Portanto, a apelante contribuiu com negligência para o evento danoso, estando, em consequência, plenamente configurado o nexo causal entre sua conduta e esse evento, ou, por outras palavras, fosse melhor o esquema de segurança da apelante e o dano não teria ocorrido, ou menores seriam suas consequências.

Neste sentido é a lição de Rui Stocco: "Nos seus efeitos, a excludente oriunda do fato de terceiro assemelha-se à do caso fortuito ou de força maior porque, num e noutro, ocorre a exoneração. Mas, como observa Caio Mário, para que tal se dê na excludente pelo fato de terceiro, é mister que o dano seja causado exclusivamente pelo fato de pessoa estranha. Se para ele tiver, de qualquer modo, concorrido o agente, por mínima que tenha sido sua ligação causal com o fato, não haverá isenção de responsabilidade: ou o agente responde integralmente pela reparação, ou concorre com o terceiro na composição das perdas e danos (Responsabilidade Civil cit., p. 300).

A propósito, escreveu Wilson Melo da Silva que "se o fato de terceiro, referentemente ao que ocasiona um dano, envolve uma clara imprevisibilidade, necessidade e, sobretudo, marcada inevitabilidade sem que, para tanto, intervenha a menor parcela de culpa por parte de quem sofre o impacto consubstanciado pelo fato de terceiro, óbvio é que nenhum motivo haveria para que não se equiparasse ele ao fortuito. Fora daí, não. Só pela circunstância de se tratar de um fato de terceiro, não se tornaria ele equipolente ao casus ou à vis major (Da Responsabilidade, p. 105)” (Tratado de Responsabilidade Civil, 7ª ed., São Paulo: Editora Revista dos Tribunais, 2007, 191-192).

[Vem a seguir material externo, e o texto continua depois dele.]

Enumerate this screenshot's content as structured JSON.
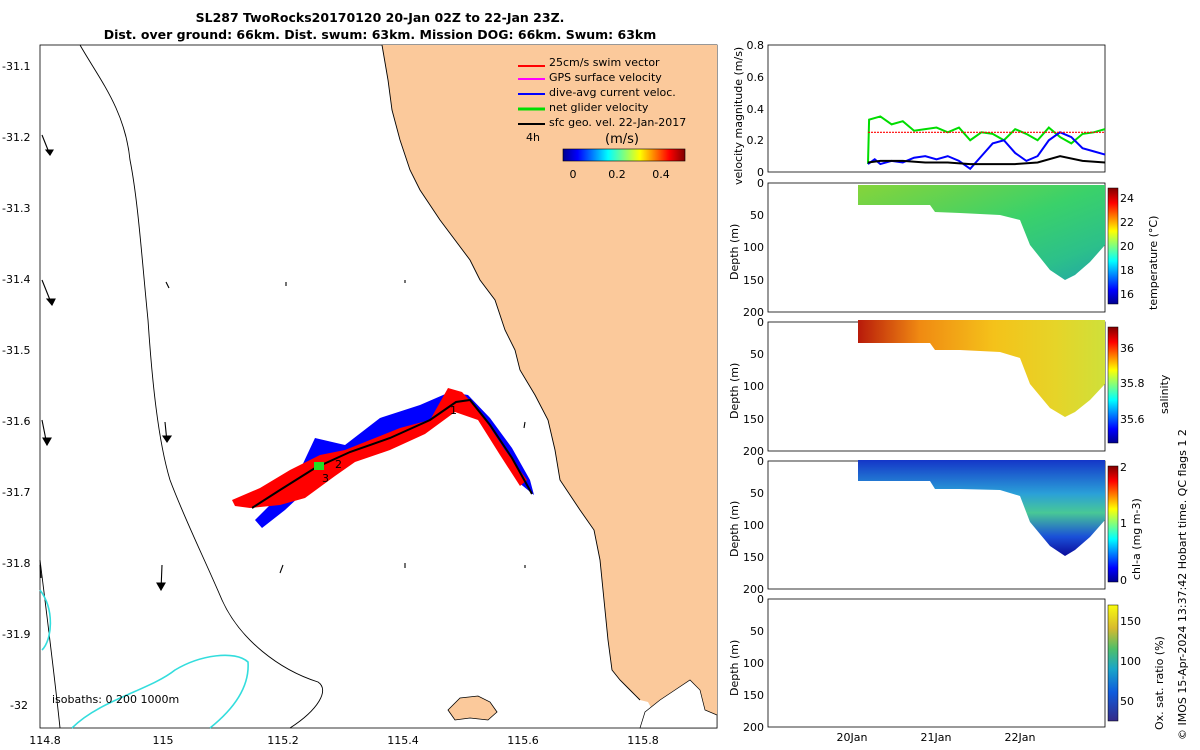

Quanto à indenização por danos materiais e morais a sentença recorrida não carece de qualquer reparo técnico. É que sendo a apelada companheira da vítima, não integrada ao mercado de trabalho, sendo por ele sustentada, proposição não infirmada pela apelante revel, decerto que faz jus a pensão mensal arbitrada de 2/3 dos rendimentos da vítima, a serem apurados em liquidação de sentença, desde a data do óbito (14/09/2013 (f. 16)) até a data em que a vítima completaria 65 anos de idade (12/03/2058 (f. 17)).

A reparação pecuniária por dano moral, que decorre da perda de uma pessoa querida, no caso, o companheiro, arbitrada de R$80.000,00, mostra-se adequada para o cenário dos fatos, fazendo com que o equilíbrio prepondere entre a reparação devida e efeito reflexo esperado em relação à apelante. Note-se que a apelante tem o dever de reparar um evento danoso de grau social máximo relacionado à integridade física de um cliente, perda da vida, em relação à companheira, sem que isso possa ser dito fato gerador de enriquecimento sem causa. É que "Os danos morais indenizáveis devem assegurar a justa reparação do prejuízo sem proporcionar enriquecimento sem causa do autor, além de sopesar a capacidade econômica do réu, devendo ser arbitrável à luz da proporcionalidade da ofensa, calcada nos critérios da exemplariedade e da solidariedade" (REsp 1.124.471/RJ, Rel. Min. Luiz Fux, Primeira Turma, DJe 1º/7/10).

Dispositivo

Com tais razões, NEGO PROVIMENTO à apelação, para confirmar a sentença recorrida.

Custas pela apelante.

Des. Domingos Coelho - De acordo com o(a) Relator(a).

Des. José Flávio de Almeida - De acordo com o(a) Relator(a).

SÚMULA: "REJEITARAM A PRELIMINAR E NEGARAM PROVIMENTO."